Birmingham Museum & Art Gallery vs Tate Britain

It has occurred to me today, whilst sat reading the review of the Tate Britain’s new exhibition, Pre-Raphaelites – Victorian Avante-Guarde, that it seems that Birmingham Museum & Art Gallery (BMAG) missed out. I visited the BMAG exhibition the other weekend and enjoyed it immensely. The theme, love and death, captured so much of the Pre-Raphaelite way of thinking. It was not an entirely new way of introducing the paintings, but one which was accessible and bought some of the classics into public view. It certainly introduced me to some of the less famous Pre-Raphaelite painters. It also highlighted the way they would paint about abstract concepts, love and death.

While reading the Guardian’s review of the Tate Britain’s exhibition, http://www.guardian.co.uk/artanddesign/2012/sep/16/pre-raphaelites-victorian-avant-review
it reminded me of a comment I had made to my sister as we walked into the exhibition at BMAG. I said’ “Oh, Ophelia should be in here.” It wasn’t. This is because it is in the Tate Britain’s exhibition.

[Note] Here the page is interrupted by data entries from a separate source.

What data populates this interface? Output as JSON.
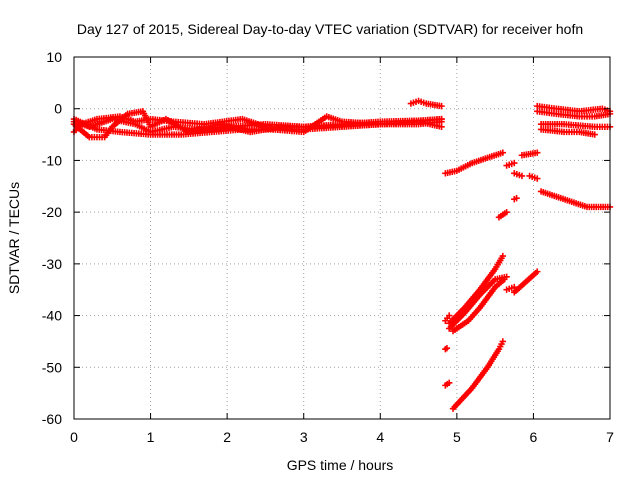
{
  "chart_data": {
    "type": "scatter",
    "title": "Day 127 of 2015, Sidereal Day-to-day VTEC variation (SDTVAR) for receiver hofn",
    "xlabel": "GPS time / hours",
    "ylabel": "SDTVAR / TECUs",
    "xlim": [
      0,
      7
    ],
    "ylim": [
      -60,
      10
    ],
    "xticks": [
      0,
      1,
      2,
      3,
      4,
      5,
      6,
      7
    ],
    "yticks": [
      10,
      0,
      -10,
      -20,
      -30,
      -40,
      -50,
      -60
    ],
    "xtick_labels": [
      "0",
      "1",
      "2",
      "3",
      "4",
      "5",
      "6",
      "7"
    ],
    "ytick_labels": [
      "10",
      "0",
      "-10",
      "-20",
      "-30",
      "-40",
      "-50",
      "-60"
    ],
    "grid": true,
    "marker": "+",
    "color": "#ff0000",
    "series": [
      {
        "segments": [
          [
            [
              0.0,
              -2.5
            ],
            [
              0.2,
              -3.5
            ],
            [
              0.5,
              -2.0
            ],
            [
              0.8,
              -3.0
            ],
            [
              1.0,
              -4.5
            ],
            [
              1.3,
              -3.5
            ],
            [
              1.6,
              -4.0
            ],
            [
              2.0,
              -3.5
            ],
            [
              2.5,
              -3.0
            ],
            [
              3.0,
              -3.5
            ],
            [
              3.5,
              -3.0
            ],
            [
              4.0,
              -2.5
            ],
            [
              4.5,
              -2.3
            ],
            [
              4.8,
              -2.0
            ]
          ],
          [
            [
              0.0,
              -4.5
            ],
            [
              0.1,
              -3.0
            ],
            [
              0.3,
              -2.0
            ],
            [
              0.6,
              -1.5
            ],
            [
              0.8,
              -2.5
            ],
            [
              1.0,
              -2.0
            ],
            [
              1.3,
              -2.5
            ],
            [
              1.7,
              -3.0
            ],
            [
              2.2,
              -2.0
            ],
            [
              2.6,
              -4.0
            ],
            [
              3.0,
              -4.5
            ],
            [
              3.3,
              -1.5
            ],
            [
              3.5,
              -2.5
            ],
            [
              4.0,
              -3.0
            ],
            [
              4.5,
              -2.5
            ],
            [
              4.8,
              -3.5
            ]
          ],
          [
            [
              0.0,
              -3.0
            ],
            [
              0.2,
              -5.5
            ],
            [
              0.4,
              -5.5
            ],
            [
              0.5,
              -3.5
            ],
            [
              0.7,
              -1.0
            ],
            [
              0.9,
              -0.5
            ],
            [
              1.0,
              -3.5
            ],
            [
              1.2,
              -2.0
            ],
            [
              1.5,
              -4.5
            ],
            [
              1.9,
              -3.0
            ],
            [
              2.3,
              -4.5
            ],
            [
              2.7,
              -3.5
            ],
            [
              3.0,
              -3.5
            ],
            [
              3.5,
              -3.3
            ],
            [
              4.0,
              -3.0
            ],
            [
              4.5,
              -3.0
            ],
            [
              4.8,
              -2.5
            ]
          ],
          [
            [
              0.0,
              -2.0
            ],
            [
              0.3,
              -4.0
            ],
            [
              0.6,
              -4.5
            ],
            [
              1.0,
              -5.0
            ],
            [
              1.4,
              -5.0
            ],
            [
              1.8,
              -4.5
            ],
            [
              2.2,
              -4.0
            ],
            [
              2.6,
              -4.0
            ],
            [
              3.0,
              -4.0
            ],
            [
              3.5,
              -3.5
            ],
            [
              4.0,
              -3.0
            ],
            [
              4.5,
              -2.5
            ],
            [
              4.8,
              -2.0
            ]
          ],
          [
            [
              4.4,
              1.0
            ],
            [
              4.5,
              1.5
            ],
            [
              4.6,
              1.0
            ],
            [
              4.8,
              0.5
            ]
          ],
          [
            [
              6.05,
              0.5
            ],
            [
              6.3,
              0.0
            ],
            [
              6.6,
              -0.5
            ],
            [
              6.9,
              0.0
            ],
            [
              7.0,
              -0.5
            ]
          ],
          [
            [
              6.05,
              -0.5
            ],
            [
              6.3,
              -1.0
            ],
            [
              6.6,
              -1.5
            ],
            [
              6.8,
              -1.5
            ],
            [
              7.0,
              -1.0
            ]
          ],
          [
            [
              6.1,
              -3.0
            ],
            [
              6.4,
              -3.0
            ],
            [
              6.8,
              -3.5
            ],
            [
              7.0,
              -3.5
            ]
          ],
          [
            [
              6.1,
              -4.0
            ],
            [
              6.4,
              -4.5
            ],
            [
              6.6,
              -4.5
            ],
            [
              6.8,
              -5.0
            ]
          ],
          [
            [
              6.1,
              -16.0
            ],
            [
              6.3,
              -17.0
            ],
            [
              6.5,
              -18.0
            ],
            [
              6.7,
              -19.0
            ],
            [
              7.0,
              -19.0
            ]
          ],
          [
            [
              4.85,
              -12.5
            ],
            [
              5.0,
              -12.0
            ],
            [
              5.2,
              -10.5
            ],
            [
              5.4,
              -9.5
            ],
            [
              5.6,
              -8.5
            ]
          ],
          [
            [
              5.85,
              -9.0
            ],
            [
              6.05,
              -8.5
            ]
          ],
          [
            [
              5.65,
              -11.0
            ],
            [
              5.75,
              -10.5
            ]
          ],
          [
            [
              5.75,
              -12.5
            ],
            [
              5.85,
              -13.0
            ]
          ],
          [
            [
              5.95,
              -13.0
            ],
            [
              6.05,
              -13.5
            ]
          ],
          [
            [
              5.75,
              -17.5
            ],
            [
              5.78,
              -17.3
            ]
          ],
          [
            [
              5.55,
              -21.0
            ],
            [
              5.65,
              -20.0
            ]
          ],
          [
            [
              4.9,
              -41.5
            ],
            [
              5.1,
              -38.5
            ],
            [
              5.3,
              -35.0
            ],
            [
              5.5,
              -31.0
            ],
            [
              5.6,
              -28.5
            ]
          ],
          [
            [
              4.9,
              -42.5
            ],
            [
              5.1,
              -39.5
            ],
            [
              5.3,
              -36.0
            ],
            [
              5.5,
              -33.0
            ],
            [
              5.65,
              -32.5
            ]
          ],
          [
            [
              4.95,
              -43.0
            ],
            [
              5.15,
              -41.0
            ],
            [
              5.3,
              -38.5
            ],
            [
              5.5,
              -34.5
            ],
            [
              5.62,
              -33.0
            ]
          ],
          [
            [
              4.85,
              -41.0
            ],
            [
              4.9,
              -40.0
            ]
          ],
          [
            [
              5.75,
              -35.5
            ],
            [
              5.9,
              -33.5
            ],
            [
              6.05,
              -31.5
            ]
          ],
          [
            [
              5.65,
              -35.0
            ],
            [
              5.75,
              -34.5
            ]
          ],
          [
            [
              4.85,
              -46.5
            ],
            [
              4.87,
              -46.3
            ]
          ],
          [
            [
              4.85,
              -53.5
            ],
            [
              4.9,
              -53.0
            ]
          ],
          [
            [
              4.95,
              -58.0
            ],
            [
              5.2,
              -54.0
            ],
            [
              5.4,
              -50.0
            ],
            [
              5.55,
              -46.5
            ],
            [
              5.6,
              -45.0
            ]
          ]
        ]
      }
    ]
  }
}
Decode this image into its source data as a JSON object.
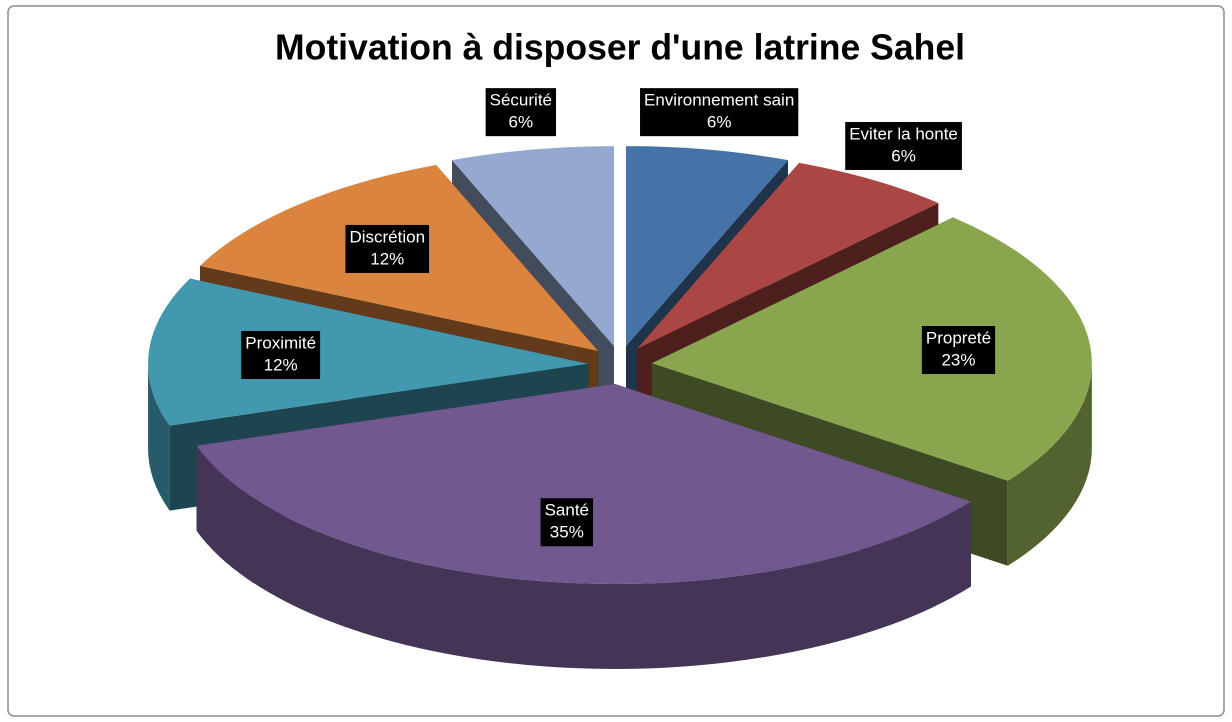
{
  "chart_data": {
    "type": "pie",
    "title": "Motivation à disposer d'une latrine Sahel",
    "categories": [
      "Environnement sain",
      "Eviter la honte",
      "Propreté",
      "Santé",
      "Proximité",
      "Discrétion",
      "Sécurité"
    ],
    "values": [
      6,
      6,
      23,
      35,
      12,
      12,
      6
    ],
    "value_labels": [
      "6%",
      "6%",
      "23%",
      "35%",
      "12%",
      "12%",
      "6%"
    ],
    "colors": [
      "#4572a7",
      "#aa4643",
      "#89a54e",
      "#71588f",
      "#4198af",
      "#db843d",
      "#93a9cf"
    ]
  }
}
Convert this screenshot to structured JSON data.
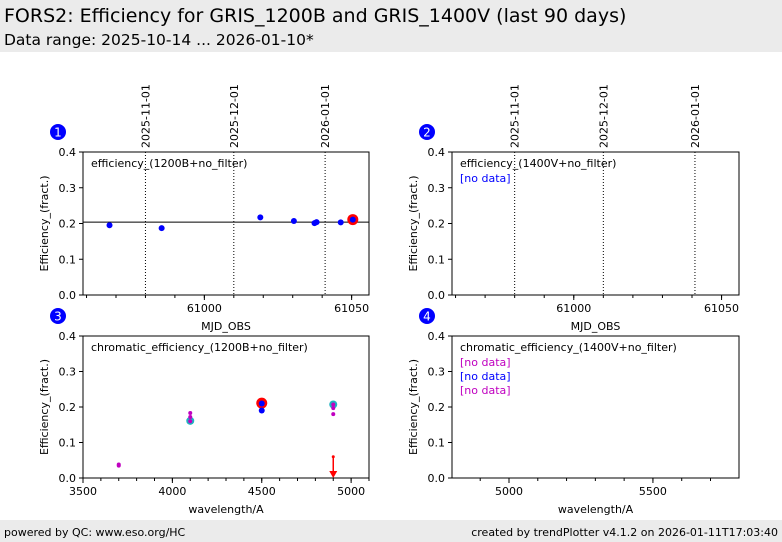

This begs a question. The paintings at BMAG were borrowed from the Tate, but some of the prime examples are still at the Tate in their exhibition. Are these exhibitions meant to be complimentary to each other, or in competition? Could the Tate have put more into the exhibition at BMAG and then following their exhibition, put the same exhibition on at the Tate? That would have shown co-operation between the London and regional galleries, and exposed these masterpieces to more visitors. BMAG has an amazing collection of Pre-Raphaelite paintings. To combine that collection with the collection from the Tate would have been a true blockbuster exhibition (as the Guardian is billing it). Imagine, a vast Love & Death theme, with Ophelia, The Lady of Shallot, Beata Beatrix, Regina Cordium, for starters. The whole Avante-Guarde theme could have been explored through the relationships that the artists had with their models as well as their influences from other sources and their influence on their contemporaries.

There may be reasons for how this has played out. It does seem though, that there could have been a little more co-operation.